Monday, February 14, 2011

Mario Under Attack From Scott Burnside's Grandmother's Living Room; GTOG Responds

By Artistry

It's been three days since the Debacle on Long Island, Friday Night Raw, or whatever you want call that embarrassing display by the New York Islanders last Friday night (listen to our podcast on the events in question, here). The Isles sent their goons to ambush the Penguins, the NHL meted out its punishment late on Saturday night, and Mario Lemieux woke up on Sunday with fire in his eyes, and no Ronnie Francis to hold him back.



Lemieux lambasted the league for failing to come down harder on the Islanders for turning Friday's game into a no holds-barred steel cage match. Now the blogosphere knives are out, and they are aimed not at the thugs in Islander uniforms, but squarely at Lemieux. ESPN's Scott Burnside mocks Lemieux for being too busy "working on his short game" to comment on Matt Cooke's trangressions and labels Cooke's hit on Marc Savard "a thousand times worse" than the one that recently concussed Sidney Crosby. Burnside also blasts Lemieux for taking a stand against premeditated violence even though the Penguins are among the league leaders in fighting majors. In sum, Burnside argues, Lemieux's statement was over-the-top, hypocritical, and entirely self-serving. And, Puck Daddy adds, infantile. We here at GTOG are big fans of Scott Burnside. As far as we're concerned, ESPN should release him from his grandmother's living room and allow him to broadcast from a more suitable location.
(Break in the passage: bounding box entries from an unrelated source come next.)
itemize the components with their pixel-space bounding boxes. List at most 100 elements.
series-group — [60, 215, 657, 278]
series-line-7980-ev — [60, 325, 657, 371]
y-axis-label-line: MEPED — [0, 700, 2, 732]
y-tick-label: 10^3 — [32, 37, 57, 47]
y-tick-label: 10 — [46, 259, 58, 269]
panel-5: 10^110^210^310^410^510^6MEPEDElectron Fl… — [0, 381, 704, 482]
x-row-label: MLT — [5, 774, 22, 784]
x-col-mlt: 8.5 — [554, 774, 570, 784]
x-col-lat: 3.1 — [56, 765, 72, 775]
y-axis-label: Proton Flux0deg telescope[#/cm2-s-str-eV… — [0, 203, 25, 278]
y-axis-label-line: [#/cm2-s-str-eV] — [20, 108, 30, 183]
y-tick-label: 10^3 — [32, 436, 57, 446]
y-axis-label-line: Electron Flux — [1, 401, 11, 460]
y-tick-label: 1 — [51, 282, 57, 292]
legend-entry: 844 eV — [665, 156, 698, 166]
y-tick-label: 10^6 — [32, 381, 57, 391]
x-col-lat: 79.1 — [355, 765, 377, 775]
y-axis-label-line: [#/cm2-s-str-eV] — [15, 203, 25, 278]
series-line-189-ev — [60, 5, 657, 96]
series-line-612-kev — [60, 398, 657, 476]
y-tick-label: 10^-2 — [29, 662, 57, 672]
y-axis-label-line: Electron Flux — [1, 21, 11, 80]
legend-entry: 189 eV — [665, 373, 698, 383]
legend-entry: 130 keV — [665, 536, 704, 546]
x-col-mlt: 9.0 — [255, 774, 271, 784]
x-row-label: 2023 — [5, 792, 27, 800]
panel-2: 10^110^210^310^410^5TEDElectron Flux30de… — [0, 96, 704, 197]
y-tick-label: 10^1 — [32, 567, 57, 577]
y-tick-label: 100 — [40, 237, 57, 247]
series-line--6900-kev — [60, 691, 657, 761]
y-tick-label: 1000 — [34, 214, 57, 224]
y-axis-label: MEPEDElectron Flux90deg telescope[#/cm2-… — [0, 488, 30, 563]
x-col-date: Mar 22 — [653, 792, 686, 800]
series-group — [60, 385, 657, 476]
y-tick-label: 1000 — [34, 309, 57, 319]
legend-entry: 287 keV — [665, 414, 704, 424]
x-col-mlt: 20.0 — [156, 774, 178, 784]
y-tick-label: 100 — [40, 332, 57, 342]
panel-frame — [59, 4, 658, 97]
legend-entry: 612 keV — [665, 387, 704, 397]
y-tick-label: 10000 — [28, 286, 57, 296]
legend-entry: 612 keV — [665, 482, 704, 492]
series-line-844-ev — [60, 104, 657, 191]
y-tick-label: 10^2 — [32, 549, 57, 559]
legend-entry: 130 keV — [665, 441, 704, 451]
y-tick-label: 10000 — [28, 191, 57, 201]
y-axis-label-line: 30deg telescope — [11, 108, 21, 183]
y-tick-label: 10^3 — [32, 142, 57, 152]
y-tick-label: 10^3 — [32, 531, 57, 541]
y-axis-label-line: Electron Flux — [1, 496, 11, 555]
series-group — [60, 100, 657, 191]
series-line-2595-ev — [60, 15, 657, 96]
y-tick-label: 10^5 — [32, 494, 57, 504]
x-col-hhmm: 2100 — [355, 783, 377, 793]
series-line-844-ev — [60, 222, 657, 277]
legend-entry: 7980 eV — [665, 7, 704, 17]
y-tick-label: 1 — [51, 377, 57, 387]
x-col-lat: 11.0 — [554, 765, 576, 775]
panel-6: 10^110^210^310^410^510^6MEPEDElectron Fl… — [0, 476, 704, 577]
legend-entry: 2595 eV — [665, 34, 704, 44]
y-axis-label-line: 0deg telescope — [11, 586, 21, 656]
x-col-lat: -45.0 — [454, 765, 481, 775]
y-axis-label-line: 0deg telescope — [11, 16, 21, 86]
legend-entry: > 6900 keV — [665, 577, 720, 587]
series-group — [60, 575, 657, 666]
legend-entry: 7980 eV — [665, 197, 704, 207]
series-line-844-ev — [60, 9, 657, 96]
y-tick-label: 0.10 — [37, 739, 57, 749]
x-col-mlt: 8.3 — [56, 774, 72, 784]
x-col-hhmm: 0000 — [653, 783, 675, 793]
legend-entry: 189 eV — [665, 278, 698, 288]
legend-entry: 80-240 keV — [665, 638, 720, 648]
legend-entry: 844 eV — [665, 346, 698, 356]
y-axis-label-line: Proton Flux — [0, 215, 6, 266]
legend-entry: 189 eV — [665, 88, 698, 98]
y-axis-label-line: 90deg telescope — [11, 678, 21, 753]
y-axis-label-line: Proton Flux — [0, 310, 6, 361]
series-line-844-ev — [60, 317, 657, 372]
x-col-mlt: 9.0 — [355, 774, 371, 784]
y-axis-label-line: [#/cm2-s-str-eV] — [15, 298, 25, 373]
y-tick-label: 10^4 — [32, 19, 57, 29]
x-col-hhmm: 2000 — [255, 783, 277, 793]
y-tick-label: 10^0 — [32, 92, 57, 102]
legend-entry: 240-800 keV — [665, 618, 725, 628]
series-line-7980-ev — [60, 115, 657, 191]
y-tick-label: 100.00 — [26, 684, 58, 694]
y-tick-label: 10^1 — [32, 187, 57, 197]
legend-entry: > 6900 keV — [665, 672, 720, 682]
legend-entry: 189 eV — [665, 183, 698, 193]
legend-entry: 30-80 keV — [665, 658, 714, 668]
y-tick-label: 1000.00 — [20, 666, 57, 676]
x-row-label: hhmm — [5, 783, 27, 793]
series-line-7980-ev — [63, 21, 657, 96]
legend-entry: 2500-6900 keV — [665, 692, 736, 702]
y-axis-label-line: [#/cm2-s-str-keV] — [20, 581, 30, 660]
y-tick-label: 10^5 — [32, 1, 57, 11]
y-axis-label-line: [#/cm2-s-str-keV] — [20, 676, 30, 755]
But Burnside is dead wrong here, and we'd be remiss if we didn't call him out for what sounds like a measure of bitterness, maybe over the fact that Lemieux is intensely private and doesn't give hockey writers the time of day. Here's why he's wrong:

1) Yes, Lemieux employs Matt Cooke. And yes, Matt Cooke has thrown his share of illegal checks. Cooke plays on the edge, and about once a year throws a check that is actually suspension-worthy. But those are plays made during the normal course of a game, and to suggest that Matt Cooke is some kind of outlier is entirely disingenuous. There is a boarding penalty about once every three games in the NHL. Players on other teams commit them all the time, and usually they're a result of one player trying to separate another from the puck, with no intent to injure. One thing Matt Cooke has never done, and this is what distinguishes the events on Long Island, is turn a hockey game into a street fight. I think Burnside is fully capable of making that distinction; he just doesn't want to. Just like he doesn't want to acknowledge that Victor Hedman's hit on Crosby - though less dramatic - was every bit as bad as Cooke's hit on Marc Savard, if not worse. Marc Savard had just released the puck and his head was down. We saw even worse hits from other players last season, notably Mike Richards, and there was much debate about an ambiguity in the rules that actually suggested that kind of hit was legal. In the case of Crosby and Hedman, there is no debate. Crosby didn't have the puck. Hedman hit him squarely from behind, bouncing Crosby's face off the glass. Now the best player in the league may be gone for the season, Hedman wasn't punished, and Lemieux didn't say a word about it.

2) Leading the league in fighting majors does not make Mario a hypocrite.  I'm struggling over whether the argument that Lemieux is a hypocrite because the Penguins take penalties is even worth a response, so I'll keep it brief. Fighting is legal. Two willing combatants sometimes drop the gloves. They each get 5 minutes in the penalty box. The game continues. Assaulting somebody who hasn't agreed to fight and, in fact, isn't even aware he's about to be assaulted, is a different story.

3) This isn't Mario Lemieux's first rodeo. He's been very outspoken for decades about bringing the NHL out of the dark ages. Fans want to see skilled players play, and they do not want to see hockey continually portrayed to the general public - often accurately - as a barbaric sport. Lemieux has always understood this, and the league has always been agonizingly slow in responding to his concerns. His statement on Sunday wasn't just about the Islander game; it was about the Steckel and Hedman hits on Crosby, it was about Scott Hartnell biting Kris Letang, and it was probably about that game when Kerry Fraser wouldn't call a penalty when Mario was getting mugged up and down the ice. If this were the NBA, Matt Martin and Trevor Gillies would be suspended for the rest of the season. No questions asked. In the NHL, the league issues relatively mild suspensions in the middle of the night and hopes it all goes away. Well, Mario Lemieux wasn't going to let that happen. Was he a bit overly dramatic? Perhaps, but he knows you have to throw your gloves pretty high in the air to draw a high sticking penalty. Is he correct that the NHL still is, in too many respects, a "garage league?" Definitely. And if respected hockey people like Scott Burnside don't like it, if they think Lemieux is being childish by threatening to disassociate himself from a league that has been very good but also consistently frustrating to him, believe me, he doesn't care.